# Adler's The Study of Orchestration CD's?



## pinki (Sep 13, 2014)

Hi

Does anyone know if the '5 Compact Disks' that came with the second edition are available anywhere? 
I don't want the '6 enhanced CD's' from the third edition as I have just bought the second edition on Abe Books. Also the CD Rom's from Norton don't work with Macs.

Any pointers would be much appreciated.


Thanks


----------



## Mahlon (Sep 13, 2014)

Sorry, I only have the third edition. What's the difference in the enhanced version?

Mahlon


----------



## pinki (Sep 14, 2014)

Thanks anyhow.

Apparently the Enhanced CD's of the third edition don't work with Mac.

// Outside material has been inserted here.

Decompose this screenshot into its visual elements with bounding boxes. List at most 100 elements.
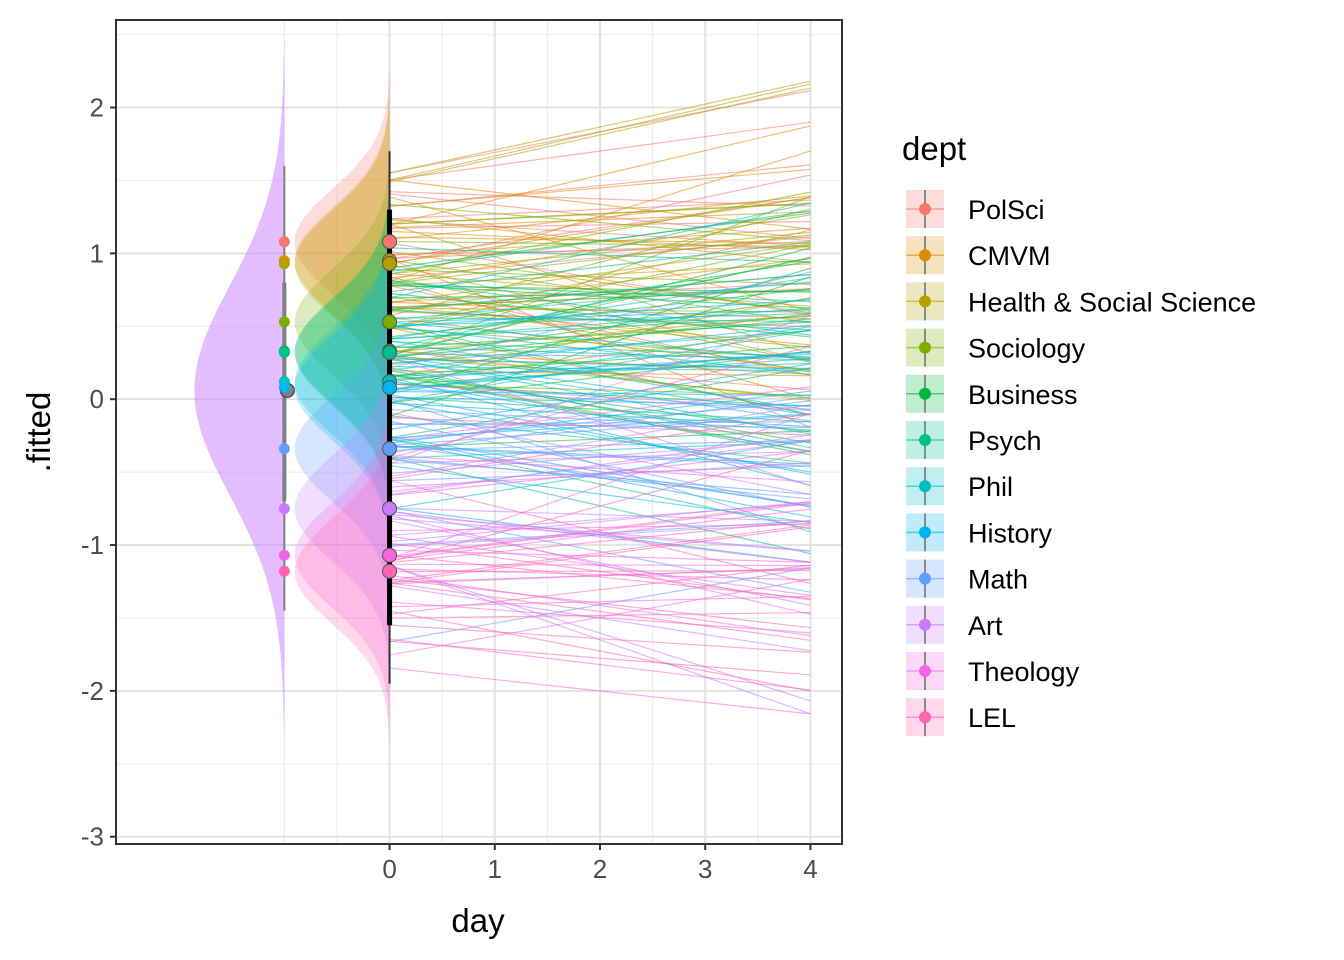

The audio is the same I believe but the format changed to CD-Rom.

Cheers


----------



## MichaelL (Sep 14, 2014)

pinki @ Sun Sep 14 said:


> Thanks anyhow.
> 
> Apparently the Enhanced CD's of the third edition don't work with Mac.
> 
> ...



Not sure what you mean. I'm on a MAC PRO OS 10.9.4

I have the Third Edition, with Six Enhanced CDs. The audio tracks and videos all play without any problems.

Cheers,

Michael


----------